The Irvine City Council will vote Aug. 13 on whether to present the scaled-back plan to the Orange County Transportation Authority, the lead agency for the project. Authority officials say they are prepared to shorten the route if asked.

But in doing so, the final stop of the train is no longer a transportation hub, business park and entertainment complex. It's Irvine's remote civic center--a destination for few people.

"We want to take this train system not just where it is needed, but where it is wanted," said Irvine Mayor Larry Agran, explaining the shortened route.

He predicted that opposition in neighborhoods the train would have cut through will wither after the line starts running, and the city can then work to expand it.

"Once people see it, feel it and experience it, they tend to be enthusiastic about linking their communities," Agran said. "This system would be noise-free, pollution-free, and we think aesthetically and functionally attractive."

Officials displayed digitized images of what the futuristic train cars would look like as they speed through the Irvine Business Complex. They resemble the high-speed transportation system that zipped city dwellers around in the film "Minority Report."

Arthur Leahy, chief executive officer of the OCTA, supported the city's decision not to push the train system through resistant neighborhoods.

But he warned that Irvine will have a difficult time expanding the system to the Spectrum because it will have to compete for funds with North County cities like Brea and Cypress, which are eager to link onto the CenterLine at the Santa Ana side.

"Other cities are already looking at expanding this line," said Leahy. The shortened route unveiled Friday did little to comfort opponents of the light-rail system.

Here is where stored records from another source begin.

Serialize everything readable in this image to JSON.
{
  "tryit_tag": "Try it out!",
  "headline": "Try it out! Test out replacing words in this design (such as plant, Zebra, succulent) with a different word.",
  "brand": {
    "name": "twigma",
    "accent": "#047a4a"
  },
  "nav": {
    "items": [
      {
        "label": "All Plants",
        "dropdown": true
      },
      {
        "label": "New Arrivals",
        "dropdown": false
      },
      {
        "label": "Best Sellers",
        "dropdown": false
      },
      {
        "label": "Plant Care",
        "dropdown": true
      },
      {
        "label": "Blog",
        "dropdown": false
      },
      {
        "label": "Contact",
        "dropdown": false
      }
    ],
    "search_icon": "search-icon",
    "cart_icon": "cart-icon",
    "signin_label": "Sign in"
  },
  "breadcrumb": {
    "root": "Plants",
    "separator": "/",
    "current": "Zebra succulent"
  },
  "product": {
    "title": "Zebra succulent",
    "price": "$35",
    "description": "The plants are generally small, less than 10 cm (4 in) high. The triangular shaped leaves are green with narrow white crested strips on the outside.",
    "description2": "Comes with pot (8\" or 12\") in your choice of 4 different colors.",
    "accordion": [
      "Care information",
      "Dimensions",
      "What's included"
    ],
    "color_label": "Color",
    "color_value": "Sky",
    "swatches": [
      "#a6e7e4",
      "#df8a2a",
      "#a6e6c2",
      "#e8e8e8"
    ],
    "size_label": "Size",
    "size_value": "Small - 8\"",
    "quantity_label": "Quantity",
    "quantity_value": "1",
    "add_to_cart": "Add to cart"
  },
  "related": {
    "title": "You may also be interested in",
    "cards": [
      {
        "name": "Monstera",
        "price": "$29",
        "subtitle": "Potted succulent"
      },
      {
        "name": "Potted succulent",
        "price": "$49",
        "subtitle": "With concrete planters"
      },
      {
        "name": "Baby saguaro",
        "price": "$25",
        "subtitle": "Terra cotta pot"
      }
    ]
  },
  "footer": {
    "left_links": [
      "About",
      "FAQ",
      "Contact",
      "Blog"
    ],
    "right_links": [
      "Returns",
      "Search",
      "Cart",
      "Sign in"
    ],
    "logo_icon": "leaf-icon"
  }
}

"It's an incremental approach to the same bad project," said Irvine Councilman Greg Smith. "Citizens will still be faced with the question of whether they want a 40-foot-high rail line running through their backyards."

Opponents of CenterLine have launched a referendum drive to stop Irvine from participating in the project, which would essentially kill it. They will begin collecting signatures in an effort to get the issue on the Irvine ballot in February.

"Now, more than ever, we need to protect the city from this boondoggle project," said Bill Mavity, treasurer of the group Fund Alternatives Instead of Rail Transit. "You don't know where it will go when they come back to expand it. And they will come back."